The final piece of the puzzle is the question of why players would want to be thrown into the Rumble where they’ll face high blind levels and tough opponents, rather than trying to avoid becoming the overall chip leader, so as to remain Ringside and accumulate chips more slowly and safely. That’s where the Bounties come in; with 150 BB starting stacks and no blind level increases, eliminating players and winning bounties will be difficult so long as one remains Ringside. Being thrown into the Rumble is dangerous, of course, but it’s also where most eliminations will be happening, and therefore a very profitable place to be if you can survive it.

In other words, players want to be in the Rumble from as early as possible and to dominate there. Therefore, although the Ringside tables are deep stacked and the blind levels don’t increase, players are incentivized to play hard and build big pots, because getting the chip lead is how one gets into the Rumble. Once in the Rumble, the player will be facing other opponents who’ve likewise been crushing their Ringside tables, making it a clash of titans at center stage.

The main downside that I see is that there’s such an advantage to getting into the Rumble early that it creates an incentive for collusion in the form of a short-stacked player attempting to lose his chips to a deeper-stacked friend. If it proved to be a problem, however, the buy-in to bounty ratio is easily tweaked, and there should be a sweet spot where there’s enough incentive for people to try to be part of the Rumble rather than avoid it, yet not so much that colluding to combine stacks is hugely profitable.

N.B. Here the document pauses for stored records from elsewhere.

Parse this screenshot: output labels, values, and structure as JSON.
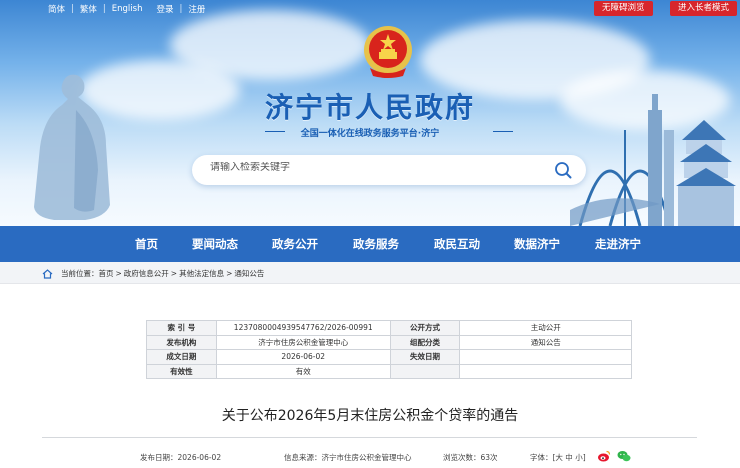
{
  "topbar": {
    "links": [
      "简体",
      "繁体",
      "English",
      "登录",
      "注册"
    ],
    "accessibility_btn": "无障碍浏览",
    "elder_btn": "进入长者模式"
  },
  "header": {
    "title": "济宁市人民政府",
    "subtitle": "全国一体化在线政务服务平台·济宁",
    "search_placeholder": "请输入检索关键字"
  },
  "nav": {
    "items": [
      "首页",
      "要闻动态",
      "政务公开",
      "政务服务",
      "政民互动",
      "数据济宁",
      "走进济宁"
    ]
  },
  "breadcrumb": {
    "prefix": "当前位置：",
    "items": [
      "首页",
      "政府信息公开",
      "其他法定信息",
      "通知公告"
    ],
    "sep": ">"
  },
  "meta_table": {
    "rows": [
      {
        "k1": "索 引 号",
        "v1": "1237080004939547762/2026-00991",
        "k2": "公开方式",
        "v2": "主动公开"
      },
      {
        "k1": "发布机构",
        "v1": "济宁市住房公积金管理中心",
        "k2": "组配分类",
        "v2": "通知公告"
      },
      {
        "k1": "成文日期",
        "v1": "2026-06-02",
        "k2": "失效日期",
        "v2": ""
      },
      {
        "k1": "有效性",
        "v1": "有效",
        "k2": "",
        "v2": ""
      }
    ]
  },
  "document": {
    "title": "关于公布2026年5月末住房公积金个贷率的通告",
    "publish_date": "发布日期：2026-06-02",
    "source": "信息来源：济宁市住房公积金管理中心",
    "views": "浏览次数：63次",
    "font_size": "字体：[大 中 小]"
  },
  "colors": {
    "nav_bg": "#2a6bc1",
    "title_blue": "#1a5fb4",
    "button_red": "#d7262c"
  }
}
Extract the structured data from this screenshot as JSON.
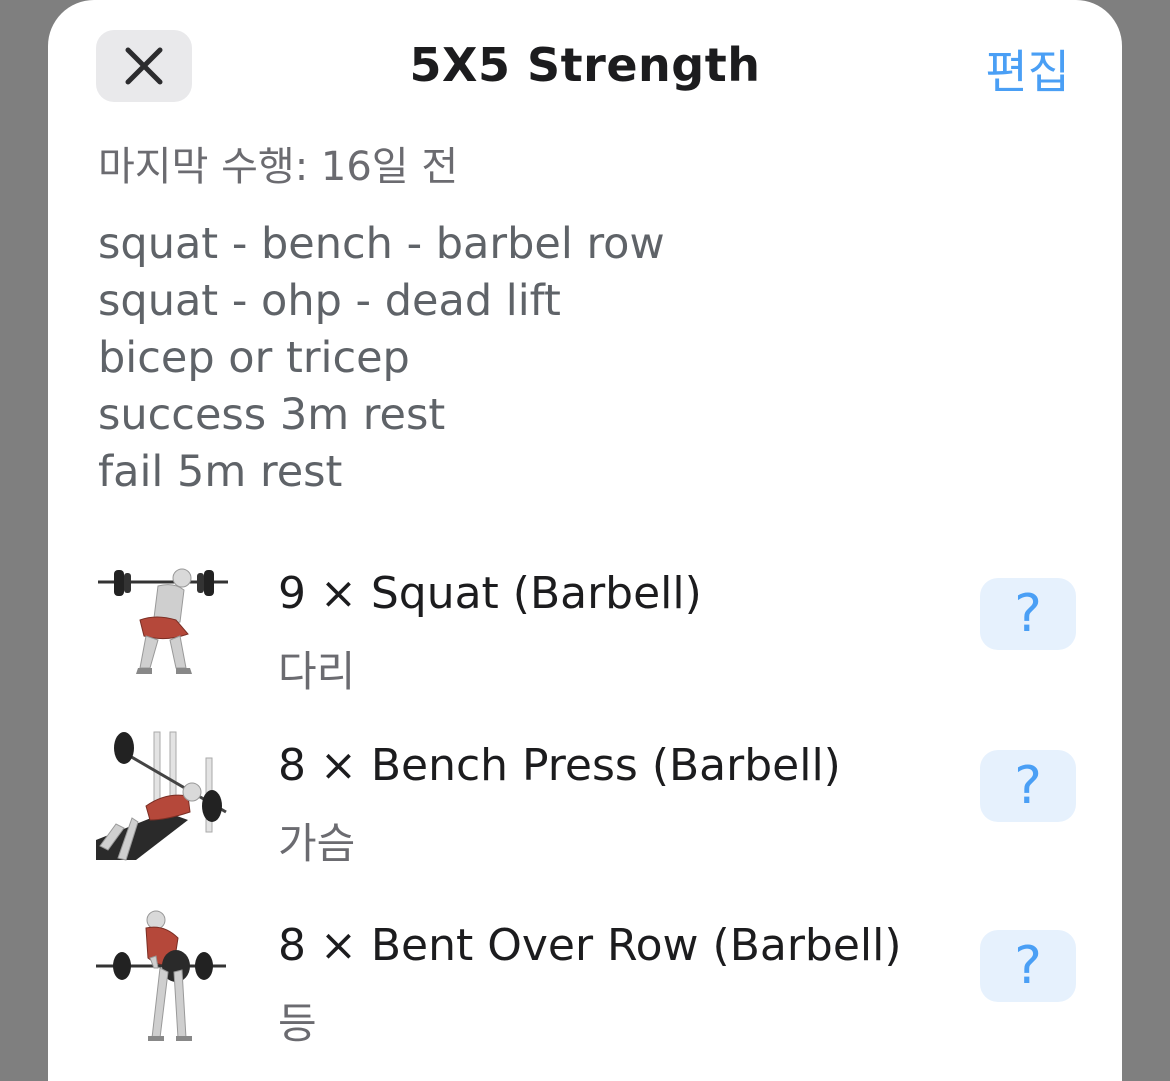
{
  "header": {
    "title": "5X5 Strength",
    "edit_label": "편집",
    "close_icon": "close-icon"
  },
  "last_done": "마지막 수행: 16일 전",
  "notes": [
    "squat - bench - barbel row",
    "squat - ohp - dead lift",
    "bicep or tricep",
    "success 3m rest",
    "fail 5m rest"
  ],
  "exercises": [
    {
      "name": "9 × Squat (Barbell)",
      "category": "다리",
      "help": "?",
      "image": "squat-illustration"
    },
    {
      "name": "8 × Bench Press (Barbell)",
      "category": "가슴",
      "help": "?",
      "image": "bench-press-illustration"
    },
    {
      "name": "8 × Bent Over Row (Barbell)",
      "category": "등",
      "help": "?",
      "image": "bent-over-row-illustration"
    }
  ],
  "colors": {
    "accent": "#4a9ff5",
    "backdrop": "#7f7f7f",
    "sheet": "#ffffff",
    "muscle": "#b5483a"
  }
}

As I said to begin with, this is a fairly big departure from both standard tournament poker and what Greenwood and O’Dwyer had in mind… but if you think about it, you can see how it would create the atmosphere they’re shooting for. Each time someone is added to the Rumble, it’ll be whoever is running the hottest in the rest of the tournament, and once there, those in the Rumble are heavily incentivized to try not just to survive but to dominate, and be the one to personally eliminate as many others as possible. There’s virtually no way it wouldn’t result in an intense, dramatic and hilarious brawl, fun for players and spectators alike.